In an effort to be truly scary this year I’m going to Halloween parties as a Normal Person. There’s nothing scarier than a Normal Person and if you’ve ever seen a photo of a fully performative “NP” you know exactly what I’m talking about. (Chief Justice John Roberts of the United States Supreme Court comes to mind–he looks a lot like a “Ken Doll” and he has that wry little “NP” smile that suggests all is well in “NP World” and by God if you don’t think all is well in NP world you should get your head examined. (Yep, that’s all conveyed by a smile. That’s one of the secret powers of the “NP” tribe.)

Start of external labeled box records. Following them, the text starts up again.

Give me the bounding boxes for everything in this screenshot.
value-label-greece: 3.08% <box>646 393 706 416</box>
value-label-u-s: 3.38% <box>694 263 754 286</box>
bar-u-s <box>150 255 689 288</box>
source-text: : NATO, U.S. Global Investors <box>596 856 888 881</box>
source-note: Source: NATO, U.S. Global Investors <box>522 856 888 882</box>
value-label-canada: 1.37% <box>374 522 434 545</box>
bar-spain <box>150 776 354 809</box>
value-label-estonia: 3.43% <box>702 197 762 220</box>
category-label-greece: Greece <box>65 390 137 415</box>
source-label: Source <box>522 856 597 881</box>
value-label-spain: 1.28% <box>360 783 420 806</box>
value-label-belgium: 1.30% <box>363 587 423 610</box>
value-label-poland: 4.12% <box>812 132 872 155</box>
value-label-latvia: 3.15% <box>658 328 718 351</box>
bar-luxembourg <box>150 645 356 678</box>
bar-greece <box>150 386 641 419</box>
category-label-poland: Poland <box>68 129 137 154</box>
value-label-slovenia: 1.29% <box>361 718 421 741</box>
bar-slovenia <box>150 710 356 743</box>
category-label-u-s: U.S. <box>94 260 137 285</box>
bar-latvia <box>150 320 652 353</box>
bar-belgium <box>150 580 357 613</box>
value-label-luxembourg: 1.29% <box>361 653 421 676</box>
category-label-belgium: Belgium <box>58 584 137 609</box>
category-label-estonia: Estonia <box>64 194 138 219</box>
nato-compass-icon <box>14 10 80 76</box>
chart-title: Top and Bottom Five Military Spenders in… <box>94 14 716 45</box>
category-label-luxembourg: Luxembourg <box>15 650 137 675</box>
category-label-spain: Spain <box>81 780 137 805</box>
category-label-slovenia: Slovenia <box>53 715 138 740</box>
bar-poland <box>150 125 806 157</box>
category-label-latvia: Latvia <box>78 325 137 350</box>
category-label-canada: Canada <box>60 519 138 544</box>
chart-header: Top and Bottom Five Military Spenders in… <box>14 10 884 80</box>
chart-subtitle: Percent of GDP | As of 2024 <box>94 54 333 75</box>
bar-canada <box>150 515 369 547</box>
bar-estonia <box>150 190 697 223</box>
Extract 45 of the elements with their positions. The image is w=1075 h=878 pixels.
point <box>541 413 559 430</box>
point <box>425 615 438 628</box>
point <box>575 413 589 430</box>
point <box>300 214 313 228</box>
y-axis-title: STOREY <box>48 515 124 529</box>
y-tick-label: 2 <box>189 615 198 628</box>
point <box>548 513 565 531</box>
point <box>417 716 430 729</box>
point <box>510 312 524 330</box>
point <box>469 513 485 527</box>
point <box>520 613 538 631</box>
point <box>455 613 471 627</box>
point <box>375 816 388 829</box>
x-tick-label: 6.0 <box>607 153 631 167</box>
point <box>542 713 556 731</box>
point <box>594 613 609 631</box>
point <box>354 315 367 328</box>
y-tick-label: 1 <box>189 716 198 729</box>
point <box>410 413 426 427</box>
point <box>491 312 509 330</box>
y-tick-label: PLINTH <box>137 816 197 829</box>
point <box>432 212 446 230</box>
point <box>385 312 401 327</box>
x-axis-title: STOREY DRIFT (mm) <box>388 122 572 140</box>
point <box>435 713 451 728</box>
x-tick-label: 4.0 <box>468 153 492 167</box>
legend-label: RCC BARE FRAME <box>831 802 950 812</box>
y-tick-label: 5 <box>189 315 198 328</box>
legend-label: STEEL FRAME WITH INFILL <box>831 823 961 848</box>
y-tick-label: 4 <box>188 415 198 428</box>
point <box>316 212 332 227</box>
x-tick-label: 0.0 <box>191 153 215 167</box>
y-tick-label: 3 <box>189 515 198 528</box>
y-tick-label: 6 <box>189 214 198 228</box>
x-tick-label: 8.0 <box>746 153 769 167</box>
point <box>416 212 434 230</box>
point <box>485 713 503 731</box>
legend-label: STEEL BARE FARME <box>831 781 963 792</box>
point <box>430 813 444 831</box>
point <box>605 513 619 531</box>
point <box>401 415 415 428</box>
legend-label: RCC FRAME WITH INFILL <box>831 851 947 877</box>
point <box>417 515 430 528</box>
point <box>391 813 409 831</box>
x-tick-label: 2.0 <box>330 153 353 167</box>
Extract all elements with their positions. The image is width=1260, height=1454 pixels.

Of course there are hundreds of horrifying things about NPs. Here’s a brief list:
- Their shoes. Normal People have really scary shoes. Sometimes they’re called “Bankers Bullets” but whatever you call them they’re shiny as armadillos and the collective unconscious knows that such shoes date from the Spanish Inquisition.
- Their conversation. NPs say stuff like: “Let’s recalibrate.” Or: “As it was in the beginning.” Lordy! Is that Scary!!!
- Their book shelves. “Cookouts for Dummies” and “How to White Wash” are standard.
- Their beliefs: NPs believe in the omnipotence of health and believe that their survival is assured by the lives of others. This is of course the scariest thing of all…
Let others rattle as skeletons or carry on as pirates. I’m going to scare the bejeezus out of people.
Ding Dong! “Oh my God! It’s a Normal Person! What festering cruelty is responsible for this?”